It was an experiment in journalism that ended up being right on the money.
The Vancouver-based Tyee online daily asked readers to pony up money to pay for provincial election coverage, and the editor of the publication was astonished that the cash actually started rolling in.
With donations averaging $50, David Beers said yesterday there is now more than $10,000 available to cover the costs of reporting stories on corruption, the environment, housing/poverty and education - a list of topics offered like a menu to which readers could earmark their donations. Mr. Beers thought the Tyee would be lucky to get $5,000.
"I am amazed because these are rough economic times for everybody. That's one of the reasons the Tyee is having this drive. Our resources are tight for us. They're tight for all media," Mr. Beers said.
The Tyee, which gets about 250,000 visits to its pages per month for a topical mix of news, investigative features and popular culture, isn't even offering a charitable tax receipt.
The Election Reporting Issues fundraising drive began April 6 and ends today as campaigning begins for the May 12 vote.

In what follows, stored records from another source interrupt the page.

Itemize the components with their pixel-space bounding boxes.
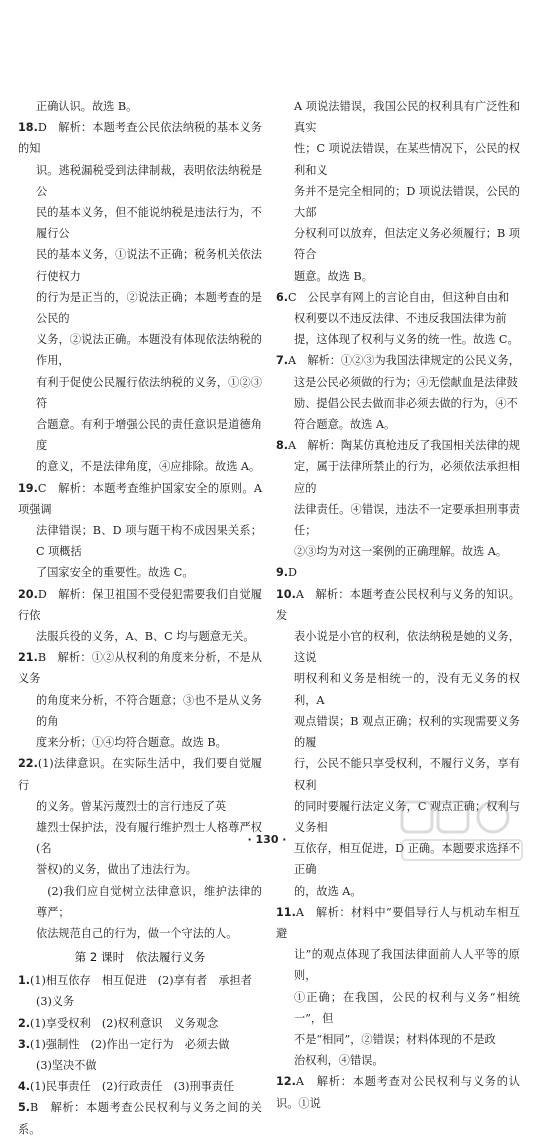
answer-text-line: 的角度来分析，不符合题意；③也不是从义务的角	[36, 693, 262, 728]
item-text: (1)民事责任 (2)行政责任 (3)刑事责任	[30, 1080, 235, 1094]
item-number: 1.	[18, 974, 31, 988]
answer-text-line: 义务，②说法正确。本题没有体现依法纳税的作用，	[36, 333, 262, 368]
item-text: A 解析：本题考查公民权利与义务的知识。发	[276, 587, 520, 622]
answer-text-line: 的意义，不是法律角度，④应排除。故选 A。	[36, 460, 261, 474]
item-text: B 解析：①②从权利的角度来分析，不是从义务	[18, 651, 262, 686]
item-number: 3.	[18, 1037, 31, 1051]
item-number: 5.	[18, 1101, 31, 1115]
left-column	[18, 96, 262, 1140]
answer-text-line: (3)坚决不做	[36, 1058, 97, 1072]
answer-text-line: (3)义务	[36, 995, 75, 1009]
answer-text-line: 符合题意。故选 A。	[294, 418, 396, 432]
answer-text-line: (2)我们应自觉树立法律意识，维护法律的尊严；	[36, 884, 262, 919]
answer-text-line: 互依存，相互促进，D 正确。本题要求选择不正确	[294, 842, 520, 877]
answer-item	[276, 435, 520, 456]
answer-text-line: 不是“相同”，②错误；材料体现的不是政	[294, 1032, 496, 1046]
answer-item	[18, 1097, 262, 1139]
answer-text-line: 务并不是完全相同的；D 项说法错误，公民的大部	[294, 184, 520, 220]
answer-text-line: 明权利和义务是相统一的，没有无义务的权利，A	[294, 672, 520, 707]
answer-item	[276, 350, 520, 371]
section-heading: 第 2 课时 依法履行义务	[74, 950, 206, 965]
answer-text-line: 识。逃税漏税受到法律制裁，表明依法纳税是公	[36, 163, 262, 198]
answer-text-line: 法服兵役的义务，A、B、C 均与题意无关。	[36, 630, 255, 644]
item-number: 20.	[18, 587, 38, 601]
answer-text-line: 性；C 项说法错误，在某些情况下，公民的权利和义	[294, 142, 520, 177]
answer-item	[18, 117, 262, 159]
answer-text-line: 的义务。曾某污蔑烈士的言行违反了英	[36, 799, 227, 813]
item-number: 11.	[276, 905, 296, 919]
item-text: D	[288, 566, 298, 580]
item-number: 4.	[18, 1080, 31, 1094]
answer-text-line: 民的基本义务，但不能说纳税是违法行为，不履行公	[36, 206, 262, 241]
item-text: B 解析：本题考查公民权利与义务之间的关系。	[18, 1101, 262, 1136]
answer-text-line: 治权利，④错误。	[294, 1054, 384, 1068]
item-text: (1)相互依存 相互促进 (2)享有者 承担者	[30, 974, 252, 988]
answer-item	[18, 1076, 262, 1097]
answer-text-line: 誉权)的义务，做出了违法行为。	[36, 863, 197, 877]
answer-text-line: 了国家安全的重要性。故选 C。	[36, 566, 194, 580]
answer-text-line: 题意。故选 B。	[294, 269, 373, 283]
answer-text-line: 励、提倡公民去做而非必须去做的行为，④不	[294, 396, 518, 410]
answer-text-line: 依法规范自己的行为，做一个守法的人。	[36, 926, 238, 940]
item-number: 9.	[276, 566, 289, 580]
answer-text-line: A 项说法错误，我国公民的权利具有广泛性和真实	[294, 100, 520, 135]
answer-text-line: 让”的观点体现了我国法律面前人人平等的原则，	[294, 948, 520, 983]
item-text: A 解析：本题考查对公民权利与义务的认识。①说	[276, 1075, 520, 1110]
answer-text-line: ②③均为对这一案例的正确理解。故选 A。	[294, 545, 508, 559]
answer-item	[276, 902, 520, 944]
answer-text-line: 的，故选 A。	[294, 884, 362, 898]
item-number: 18.	[18, 121, 38, 135]
answer-text-line: 提，这体现了权利与义务的统一性。故选 C。	[294, 333, 519, 347]
answer-text-line: ①正确；在我国，公民的权利与义务“相统一”，但	[294, 990, 520, 1025]
answer-text-line: 法律责任。④错误，违法不一定要承担刑事责任；	[294, 502, 520, 538]
answer-item	[18, 970, 262, 991]
item-number: 22.	[18, 757, 38, 771]
answer-text-line: 民的基本义务，①说法不正确；税务机关依法行使权力	[36, 248, 262, 283]
answer-text-line: 分权利可以放弃，但法定义务必须履行；B 项符合	[294, 227, 520, 262]
answer-text-line: 观点错误；B 观点正确；权利的实现需要义务的履	[294, 714, 520, 750]
item-text: A 解析：①②③为我国法律规定的公民义务，	[288, 354, 520, 368]
answer-item	[18, 753, 262, 795]
item-number: 19.	[18, 481, 38, 495]
item-number: 8.	[276, 439, 289, 453]
item-text: C 解析：本题考查维护国家安全的原则。A 项强调	[18, 481, 262, 516]
answer-item	[18, 478, 262, 520]
item-text: D 解析：保卫祖国不受侵犯需要我们自觉履行依	[18, 587, 262, 622]
answer-text-line: 权利要以不违反法律、不违反我国法律为前	[294, 312, 507, 326]
answer-text-line: 度来分析；①④均符合题意。故选 B。	[36, 736, 227, 750]
answer-text-line: 表小说是小官的权利，依法纳税是她的义务，这说	[294, 630, 520, 665]
item-text: (1)享受权利 (2)权利意识 义务观念	[30, 1016, 219, 1030]
item-number: 7.	[276, 354, 289, 368]
answer-item	[18, 1013, 262, 1034]
answer-item	[276, 287, 520, 308]
answer-item	[276, 584, 520, 626]
item-text: (1)法律意识。在实际生活中，我们要自觉履行	[18, 757, 262, 792]
item-text: A 解析：陶某仿真枪违反了我国相关法律的规	[288, 439, 520, 453]
answer-text-line: 法律错误；B、D 项与题干构不成因果关系；C 项概括	[36, 524, 262, 559]
item-number: 6.	[276, 290, 289, 304]
item-number: 12.	[276, 1075, 296, 1089]
answer-item	[276, 562, 520, 583]
answer-text-line: 这是公民必须做的行为；④无偿献血是法律鼓	[294, 375, 518, 389]
answer-item	[18, 647, 262, 689]
answer-item	[18, 584, 262, 626]
answer-text-line: 正确认识。故选 B。	[36, 100, 138, 113]
item-number: 10.	[276, 587, 296, 601]
watermark-logo-icon	[398, 796, 528, 866]
right-column	[276, 96, 520, 1114]
answer-text-line: 雄烈士保护法，没有履行维护烈士人格尊严权(名	[36, 820, 262, 856]
item-number: 2.	[18, 1016, 31, 1030]
answer-text-line: 合题意。有利于增强公民的责任意识是道德角度	[36, 418, 262, 453]
item-text: (1)强制性 (2)作出一定行为 必须去做	[30, 1037, 230, 1051]
answer-text-line: 的行为是正当的，②说法正确；本题考查的是公民的	[36, 290, 262, 326]
answer-text-line: 有利于促使公民履行依法纳税的义务，①②③符	[36, 375, 262, 410]
answer-item	[276, 1071, 520, 1113]
answer-text-line: 的同时要履行法定义务，C 观点正确；权利与义务相	[294, 799, 520, 834]
answer-text-line: 行，公民不能只享受权利，不履行义务，享有权利	[294, 757, 520, 792]
answer-item	[18, 1034, 262, 1055]
item-text: D 解析：本题考查公民依法纳税的基本义务的知	[18, 121, 262, 156]
answer-text-line: 定，属于法律所禁止的行为，必须依法承担相应的	[294, 460, 520, 495]
item-text: C 公民享有网上的言论自由，但这种自由和	[288, 290, 510, 304]
page-number: · 130 ·	[247, 833, 287, 846]
item-text: A 解析：材料中“要倡导行人与机动车相互避	[276, 905, 520, 940]
item-number: 21.	[18, 651, 38, 665]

Variations on the idea of what Mr. Beers called "reader pay" have been tried in the United States with, in one case, reporters shopping investigative story ideas around for reader support.
But he sees the Tyee as distinct from that model. "The concern I would have there is maybe I don't know the writer; maybe I don't know they can do a great job. With the Tyee, hopefully with our five-year track record, somebody has a sense of what we might be able to accomplish with the money," he said.
Journalism professor Stephen Ward describes the Tyee's experiment as a sign of the journalistic times.
"It is just a further development of the current troubles with the economic model of journalism right now," said Prof. Ward, the James E. Burgess Professor of Journalism Ethics at the University of Wisconsin-Madison, and an adjunct professor at the journalism school at the University of British Columbia.
Prof. Ward said there are some ethical perils around such an approach that publications like the Tyee would have to navigate, including media outlets maintaining control over the focus of the story, and reporting stories with objectivity.
The Tyee decided to give the concept a shot as a result of an "if-only" conversation among editors about having more resources.
"And then we said our readers might want to give us those resources if they felt like they were empowered to be able to tell us what they wanted to find out about," said Mr. Beers, noting the issues on the agenda are matters the Tyee would have covered anyway.
"No one is directing us on how to go after these issues. Once the issue is established, nobody is saying, 'And I want it reported this way.' "
He said he did not believe there was anything to keep "corporate media" from trying the same initiative.
"A lot of it is based on the relationship you have built up with your reader community. If they believe you do good work, and they feel there's a need for you to focus your expertise in a certain area, why not ask them to help?"